Fake news is nothing new. It started with Willian Randolph Hearst and Joseph Pulitzer I when Pulitzer’s New York World and Hearst’s New York Journal vying for the top paper began to change their stories by adding more sensationalization to their content including the increased use of cartoons.
This became known as “yellow journalism”, this was the beginning of what is called tabloid journalism, that one sees at grocery line checkout stands.
There was once a time where journalists like Walter Cronkite, Clete Roberts, Edward R. Morrow and others were considered trustworthy sources of news.
Somewhere along the rating battles for the top news source, advertising, and dwindling newspaper readership, television viewership started to create an instant news environment but the in-depth reporting found in newspapers was no long viewed in the same manner before television was invented.
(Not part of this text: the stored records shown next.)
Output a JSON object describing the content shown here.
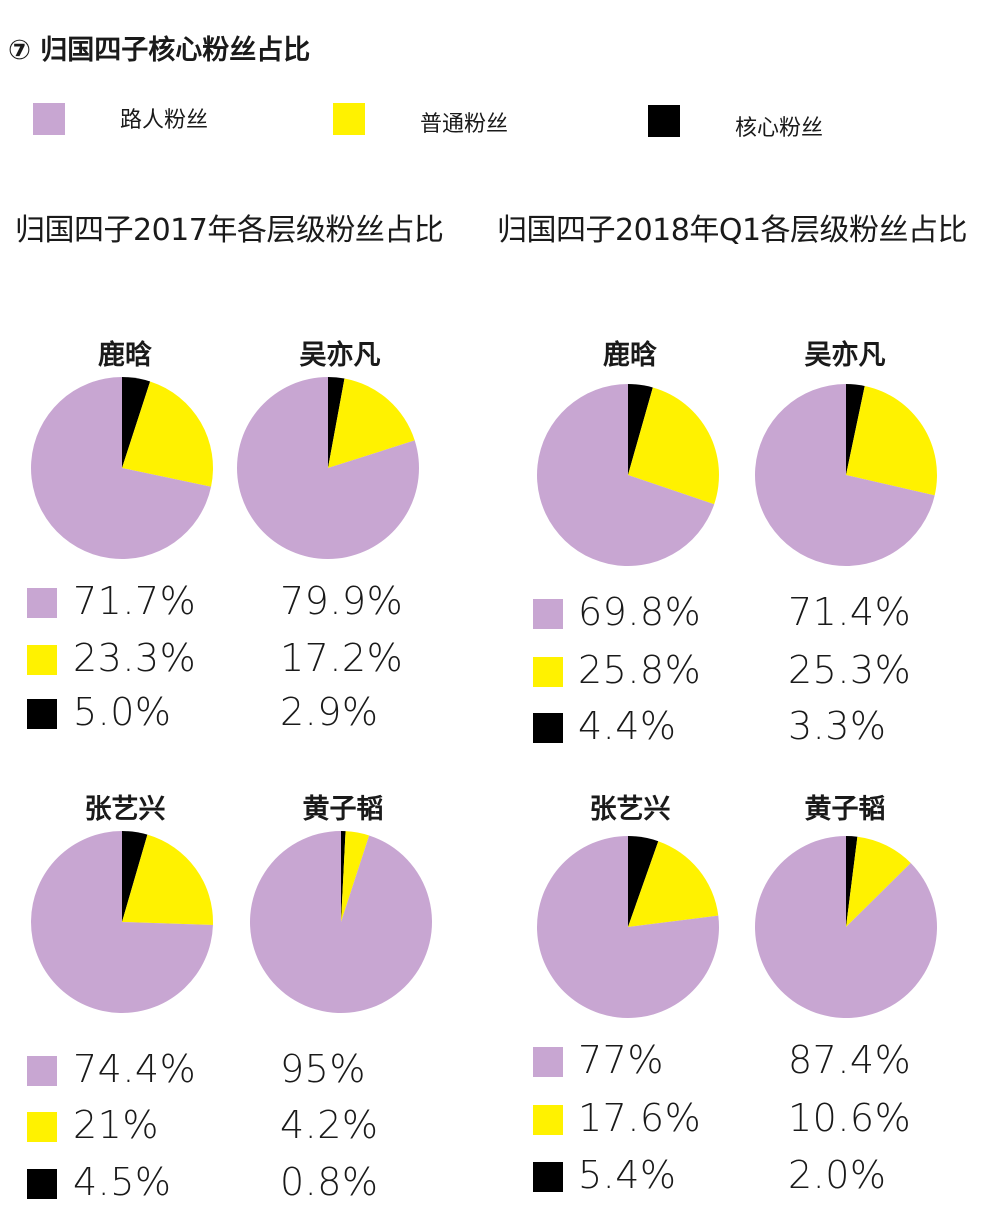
{
  "title": "⑦ 归国四子核心粉丝占比",
  "colors": {
    "passerby": "#c8a6d2",
    "ordinary": "#fff200",
    "core": "#000000"
  },
  "legend": [
    {
      "label": "路人粉丝",
      "color": "#c8a6d2"
    },
    {
      "label": "普通粉丝",
      "color": "#fff200"
    },
    {
      "label": "核心粉丝",
      "color": "#000000"
    }
  ],
  "chart_data": [
    {
      "type": "pie",
      "title": "归国四子2017年各层级粉丝占比",
      "categories": [
        "路人粉丝",
        "普通粉丝",
        "核心粉丝"
      ],
      "series": [
        {
          "name": "鹿晗",
          "values": [
            71.7,
            23.3,
            5.0
          ],
          "labels": [
            "71.7%",
            "23.3%",
            "5.0%"
          ]
        },
        {
          "name": "吴亦凡",
          "values": [
            79.9,
            17.2,
            2.9
          ],
          "labels": [
            "79.9%",
            "17.2%",
            "2.9%"
          ]
        },
        {
          "name": "张艺兴",
          "values": [
            74.4,
            21,
            4.5
          ],
          "labels": [
            "74.4%",
            "21%",
            "4.5%"
          ]
        },
        {
          "name": "黄子韬",
          "values": [
            95,
            4.2,
            0.8
          ],
          "labels": [
            "95%",
            "4.2%",
            "0.8%"
          ]
        }
      ]
    },
    {
      "type": "pie",
      "title": "归国四子2018年Q1各层级粉丝占比",
      "categories": [
        "路人粉丝",
        "普通粉丝",
        "核心粉丝"
      ],
      "series": [
        {
          "name": "鹿晗",
          "values": [
            69.8,
            25.8,
            4.4
          ],
          "labels": [
            "69.8%",
            "25.8%",
            "4.4%"
          ]
        },
        {
          "name": "吴亦凡",
          "values": [
            71.4,
            25.3,
            3.3
          ],
          "labels": [
            "71.4%",
            "25.3%",
            "3.3%"
          ]
        },
        {
          "name": "张艺兴",
          "values": [
            77,
            17.6,
            5.4
          ],
          "labels": [
            "77%",
            "17.6%",
            "5.4%"
          ]
        },
        {
          "name": "黄子韬",
          "values": [
            87.4,
            10.6,
            2.0
          ],
          "labels": [
            "87.4%",
            "10.6%",
            "2.0%"
          ]
        }
      ]
    }
  ]
}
Today, anyone with a computer, smartphone or tablet along with Internet access can post a story, no fact checking necessary. It’s called “citizen journalism” and not held to any standards.
“Rumors are like songbirds; they sound filling but make a poor feast.” MICHAEL GEAR & KATHLEEN O’NEAL GEAR,People of the Nightland
Can you believe in the veracity of the author of articles read online or heard on CNN, ABC, CBS, NBC or other sources where people incur their news?
Is there reporting bias?
Is there a concealed agenda from topmost management?
What obfuscation is potentially perpetrated by so-called sources that do not vet references with exhaustive fact checking via multiple sources before branding a story as legitimate news?
Many may not remember, but both CBS and NBC have been scammed with so-called news only to find out that is was more hoax than legitimate news because they did not perform due diligence and vetting their sources with multiple sources because of tight deadlines and trying to get the story out first for ratings instead of getting it correct.
This is not an indictment of citizen journalism. As a receiver of news, it behooves that one relies on more than one source.
During the 2016 Presidential Election, the veracity of the candidates was called into question on numerous occasions and found false statements under the scrutiny of fact checking.
The gist of this post to follow the quote attributed to John Jankovich above.
Many of you have never heard that name, he was someone born in 1890. He was a special person in my life and someone whom I greatly respected. He was my maternal grandfather. I can’t think of anyone I respected more than him.
John Jankovich taught me many life lessons. He also taught me many techniques of how to prepare certain types of seafood from shell to table. He was a man of many talents, working with his hands and lessons learned just by living through some catastrophic years in his 80 years on the planet (1890 – 1971), I turned 26 in September of 1971.
What is your opinion about “Fake News?